I don’t like to mess with something that’s working for me. If looking like a scruffy pound pup moves people to bring me inside and feed me, I’m not going to change just for the sake of dignity. If I’ve racked up 57 years of continuous air breathing, I don’t want to take up scuba diving. Even more adamantly, I will not change anything related to my computer if I’ve figured out a way to make it work. I may have done the equivalent of taking a document, walking it into a room, getting out the step-stool, hauling the box off the top shelf, grabbing a sticky label and applying it to the document, running around the yard three times and plopping it in the tool shed, but that’s where I’ll find it again. Don’t start telling me I can hit two buttons and shoot it into a safe deposit box a foot away. I don’t want to know.

Visual Park Bench #1

So what does my nice host site Blogger do but start making all kinds of template choices available to me? I hate choice. Choice is why we never get out of the grocery store. Choice is why it’s almost certain that the latest whiz-bang electronic device we bought was the wrong one. Choice is the enemy of happiness.
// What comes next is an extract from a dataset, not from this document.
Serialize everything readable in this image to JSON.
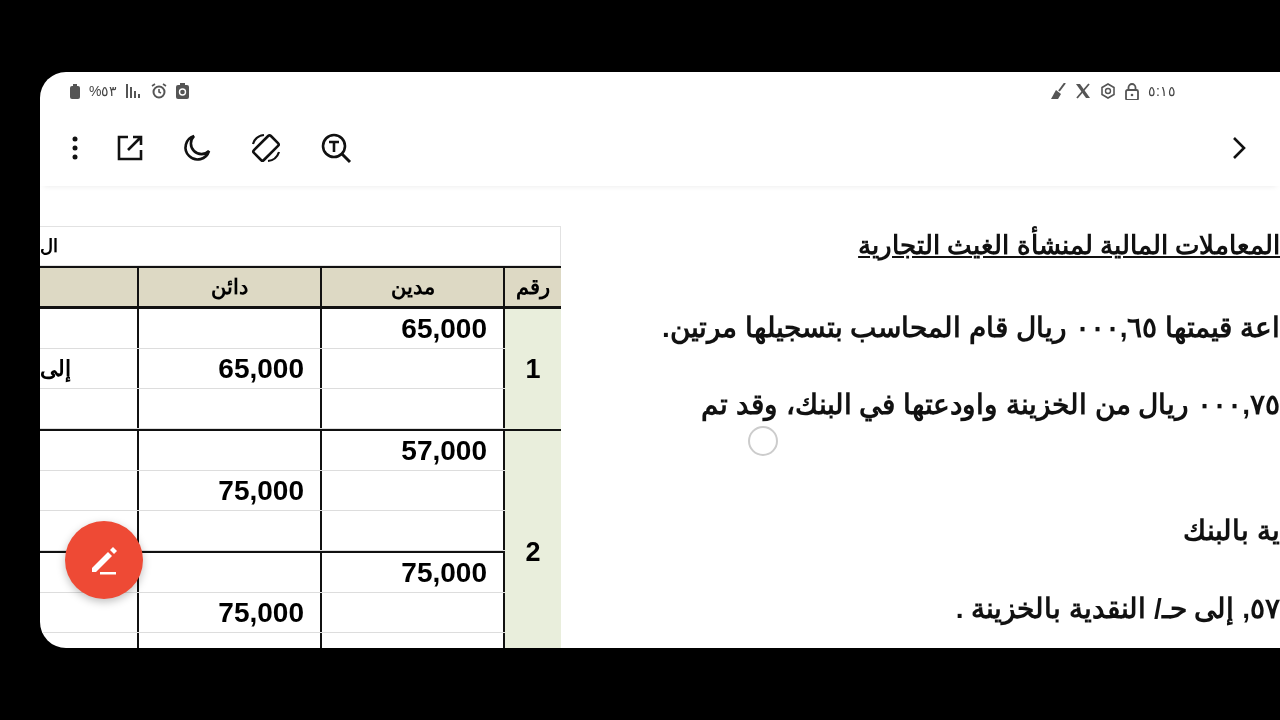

Until recently, when I wanted to post a new piece on Murrmurrs, I went to the front door of the site like everyone else and used my key and went straight to the study and cranked one out. Now, thanks to Blogger, I can still get to the study, but not without going through a giant foyer with pretty pictures down the sides. “You can have one of these!” the butler says. “Any one you want! Any color you want!” I’d smack the butler and push on to the study. Finally, one day, I stopped to glance at the pictures.

There are about five new templates with lots of opportunity to re-jigger. Things get bigger, wider, pinker, brighter, right in front of your eyes. I like my old template. And I really hate messing with something that already works. Last time I tried to take a screwdriver to my template, my whole site blew up. You probably heard it from there. Why would I change?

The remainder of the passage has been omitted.